Condena de AEA. La Asociación Empresaria Argentina condenó los "ataques" y señaló: "Este grave y reiterado hostigamiento e intimidación constituye una seria violación a la libertad de prensa".

Repudio de ADEPA. La Asociación de Entidades Periodísticas Argentinas rechazó "el inusitado procedimiento". Planteó que las disculpas del jefe de la AFIP, Ricardo Echegaray, "no disipan el sabor amargo que deja la sospecha de la persecución".

Críticas de Cobos. El vicepresidente Julio Cobos dijo que el operativo "es difícil de entender" y que "parece una actitud intimidatoria".

Repercusión internacional. La noticia recorrió los diarios del mundo. "Kirchner manda una tropa de inspectores de Hacienda a desembarcar en Clarín ", título el diario español ABC . También repercutió en Brasil, Chile, Ecuador y Venezuela.

Rechazo del campo. La Comisión de Enlace criticó la "puesta en escena" de la AFIP y la calificó de "intento de coartar la libertad de expresión".

Reacción radical. El comité nacional de la UCR rechazó "las intimidaciones para limitar a quienes se oponen al pensamiento único del Gobierno".

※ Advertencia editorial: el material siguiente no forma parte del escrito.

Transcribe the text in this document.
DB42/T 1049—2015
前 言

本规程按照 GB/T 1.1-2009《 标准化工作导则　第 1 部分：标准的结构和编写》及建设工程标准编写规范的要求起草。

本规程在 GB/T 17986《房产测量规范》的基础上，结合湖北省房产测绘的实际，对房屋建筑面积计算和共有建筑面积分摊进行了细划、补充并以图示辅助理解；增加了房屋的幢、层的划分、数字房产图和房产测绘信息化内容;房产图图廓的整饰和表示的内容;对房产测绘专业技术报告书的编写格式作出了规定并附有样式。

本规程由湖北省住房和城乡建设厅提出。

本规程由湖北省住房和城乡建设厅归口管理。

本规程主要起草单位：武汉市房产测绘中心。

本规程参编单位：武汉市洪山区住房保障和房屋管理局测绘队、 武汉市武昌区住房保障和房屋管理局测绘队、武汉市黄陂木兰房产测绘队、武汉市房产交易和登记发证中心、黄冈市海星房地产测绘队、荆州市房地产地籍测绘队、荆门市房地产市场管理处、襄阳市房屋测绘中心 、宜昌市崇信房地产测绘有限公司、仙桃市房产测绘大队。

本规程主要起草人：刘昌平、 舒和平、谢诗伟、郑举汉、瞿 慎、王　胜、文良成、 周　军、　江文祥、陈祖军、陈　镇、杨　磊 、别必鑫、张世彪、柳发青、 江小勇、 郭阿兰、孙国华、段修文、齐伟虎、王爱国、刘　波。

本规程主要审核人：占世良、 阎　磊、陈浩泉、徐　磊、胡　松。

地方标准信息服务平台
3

Respuesta peronista. El diputado Francisco de Narváez consideró el procedimiento una muestra del "uso de los instrumentos del Estado para condicionar".

Pedido de informes. La diputada Patricia Bullrich (CC), pidió convocar a Echegaray al Congreso. "Son fascistas", advirtió.

Inician auditoría sobre CableVisión

La Comisión Nacional de Defensa de la Competencia inició ayer la auditoría sobre CableVisión para evaluar el cumplimiento de los compromisos que la empresa asumió para avanzar con la fusión con Multicanal en diciembre de 2007, según confirmaron fuentes del organismo antimonopolios.